Visibility & Resistance celebrates the recent acquisition of a collection of contemporary Afro-Mexican photography. By foregrounding the voices and vision of afro-descendant photographers, this exhibition aims to amplify the activism of those on the frontlines of a national movement to increase Black visibility and cultural pride in Mexico.
The photographers featured here represent a multiplicity of afro-descendent identities. Hugo Arellanes hails from Costa Chica, a region of Mexico known for its high concentration Black Mexicans. Toumani Camara was born in Mexico City and is the child of a Senegalese father and Mexican mother. Koral Carballo and Dolores Medel are based in Veracruz, a state heavily influenced by its links to the Caribbean.

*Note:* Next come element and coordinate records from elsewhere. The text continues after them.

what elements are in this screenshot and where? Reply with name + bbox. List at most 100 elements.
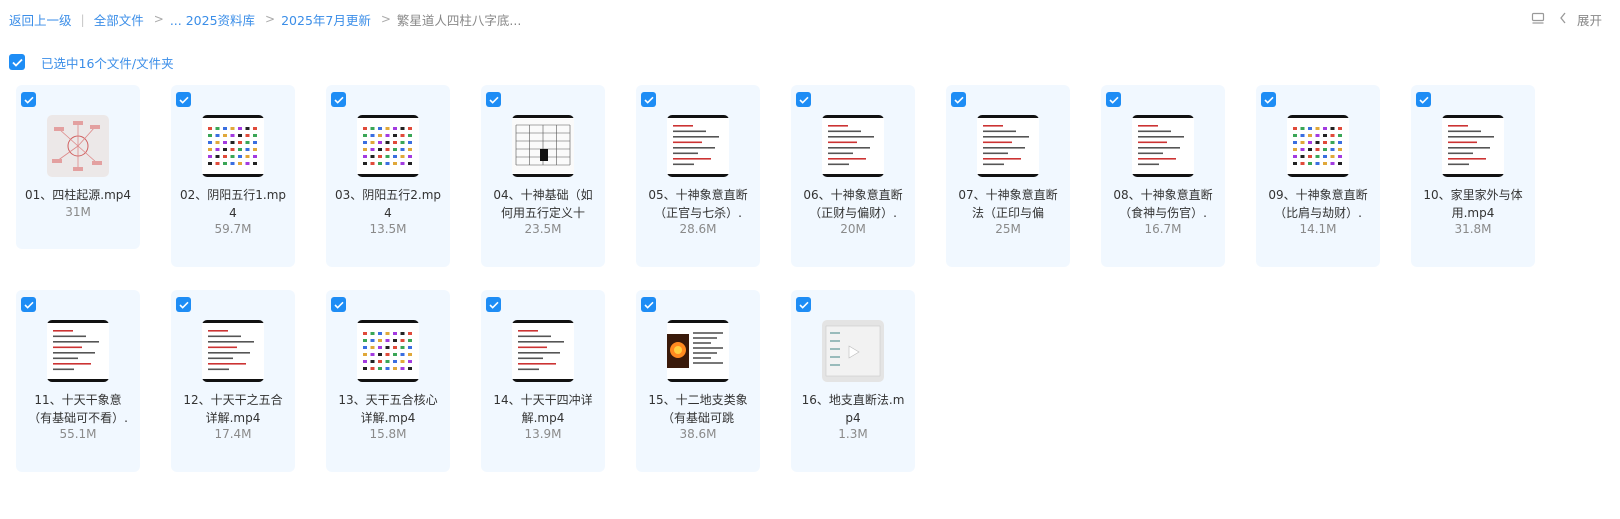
file-name: 11、十天干象意 （有基础可不看）. [20, 391, 136, 427]
video-thumbnail [667, 320, 729, 382]
select-all-checkbox[interactable] [9, 54, 25, 70]
file-card[interactable]: 04、十神基础（如 何用五行定义十 23.5M [481, 85, 605, 267]
file-name-line: （比肩与劫财）. [1274, 206, 1362, 220]
chevron-right-icon: > [380, 12, 391, 26]
file-size: 38.6M [679, 427, 717, 441]
file-checkbox[interactable] [1416, 92, 1431, 107]
file-card[interactable]: 03、阴阳五行2.mp 4 13.5M [326, 85, 450, 267]
video-thumbnail [822, 115, 884, 177]
file-card[interactable]: 09、十神象意直断 （比肩与劫财）. 14.1M [1256, 85, 1380, 267]
file-name-line: 详解.mp4 [205, 411, 261, 425]
file-size: 13.9M [524, 427, 562, 441]
file-size: 28.6M [679, 222, 717, 236]
video-thumbnail [202, 320, 264, 382]
file-checkbox[interactable] [486, 92, 501, 107]
file-size: 31.8M [1454, 222, 1492, 236]
file-checkbox[interactable] [331, 297, 346, 312]
view-controls: 展开 [1531, 0, 1602, 38]
file-card[interactable]: 10、家里家外与体 用.mp4 31.8M [1411, 85, 1535, 267]
file-size: 31M [65, 205, 91, 219]
file-name: 04、十神基础（如 何用五行定义十 [485, 186, 601, 222]
file-name-line: 4 [384, 206, 392, 220]
file-name: 14、十天干四冲详 解.mp4 [485, 391, 601, 427]
file-size: 16.7M [1144, 222, 1182, 236]
file-name: 10、家里家外与体 用.mp4 [1415, 186, 1531, 222]
file-card[interactable]: 14、十天干四冲详 解.mp4 13.9M [481, 290, 605, 472]
file-name-line: 02、阴阳五行1.mp [179, 188, 287, 202]
file-size: 15.8M [369, 427, 407, 441]
file-card[interactable]: 16、地支直断法.m p4 1.3M [791, 290, 915, 472]
file-name: 05、十神象意直断 （正官与七杀）. [640, 186, 756, 222]
file-name-line: 13、天干五合核心 [338, 393, 438, 407]
video-thumbnail [47, 320, 109, 382]
file-card[interactable]: 11、十天干象意 （有基础可不看）. 55.1M [16, 290, 140, 472]
file-name-line: （有基础可跳 [661, 411, 734, 425]
selection-count: 已选中16个文件/文件夹 [41, 55, 174, 71]
chevron-left-icon [1559, 12, 1567, 27]
file-card[interactable]: 12、十天干之五合 详解.mp4 17.4M [171, 290, 295, 472]
file-checkbox[interactable] [21, 297, 36, 312]
file-checkbox[interactable] [486, 297, 501, 312]
file-name-line: 解.mp4 [521, 411, 565, 425]
file-card[interactable]: 07、十神象意直断 法（正印与偏 25M [946, 85, 1070, 267]
file-checkbox[interactable] [1106, 92, 1121, 107]
file-name-line: （有基础可不看）. [28, 411, 128, 425]
file-name-line: 详解.mp4 [360, 411, 416, 425]
check-icon [11, 58, 23, 67]
layout-toggle-icon[interactable] [1531, 12, 1545, 26]
file-card[interactable]: 05、十神象意直断 （正官与七杀）. 28.6M [636, 85, 760, 267]
file-name-line: 03、阴阳五行2.mp [334, 188, 442, 202]
video-thumbnail [357, 115, 419, 177]
file-checkbox[interactable] [951, 92, 966, 107]
check-icon [23, 301, 34, 309]
video-thumbnail [667, 115, 729, 177]
video-thumbnail [202, 115, 264, 177]
file-card[interactable]: 06、十神象意直断 （正财与偏财）. 20M [791, 85, 915, 267]
file-card[interactable]: 02、阴阳五行1.mp 4 59.7M [171, 85, 295, 267]
file-card[interactable]: 01、四柱起源.mp4 31M [16, 85, 140, 249]
file-size: 14.1M [1299, 222, 1337, 236]
file-name: 06、十神象意直断 （正财与偏财）. [795, 186, 911, 222]
file-card[interactable]: 15、十二地支类象 （有基础可跳 38.6M [636, 290, 760, 472]
file-name: 09、十神象意直断 （比肩与劫财）. [1260, 186, 1376, 222]
check-icon [23, 96, 34, 104]
file-checkbox[interactable] [21, 92, 36, 107]
breadcrumb-library[interactable]: ... 2025资料库 [170, 10, 255, 29]
file-checkbox[interactable] [176, 297, 191, 312]
breadcrumb-all-files[interactable]: 全部文件 [94, 10, 144, 29]
file-name: 16、地支直断法.m p4 [795, 391, 911, 427]
file-size: 55.1M [59, 427, 97, 441]
file-checkbox[interactable] [176, 92, 191, 107]
check-icon [1108, 96, 1119, 104]
file-name: 08、十神象意直断 （食神与伤官）. [1105, 186, 1221, 222]
file-checkbox[interactable] [331, 92, 346, 107]
file-card[interactable]: 13、天干五合核心 详解.mp4 15.8M [326, 290, 450, 472]
file-name-line: 12、十天干之五合 [183, 393, 283, 407]
check-icon [798, 301, 809, 309]
file-checkbox[interactable] [796, 297, 811, 312]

Though divergent in their practices, some common threads link their work. They frequently eschew the documentary mode–an approach that has tended to objectify Afro-Mexicans as exotic others bound by poverty and racial difference. By contrast, the photographers featured here employ conceptual approaches, digital manipulation, and fictionalized staging to reconstruct the visual field for Afro-Mexican identity. They examine self-representation, highlight the presence of African cultural traditions, meditate on the (dis)connection to place, and critique the ongoing effects of slavery and systemic racism.
Together, this new acquisition asserts an undeniable afrodescendiente presence in Mexico and exemplifies the Schomburg Center’s capacious approach to Black identity, encompassing a multiplicity of black experience around the globe.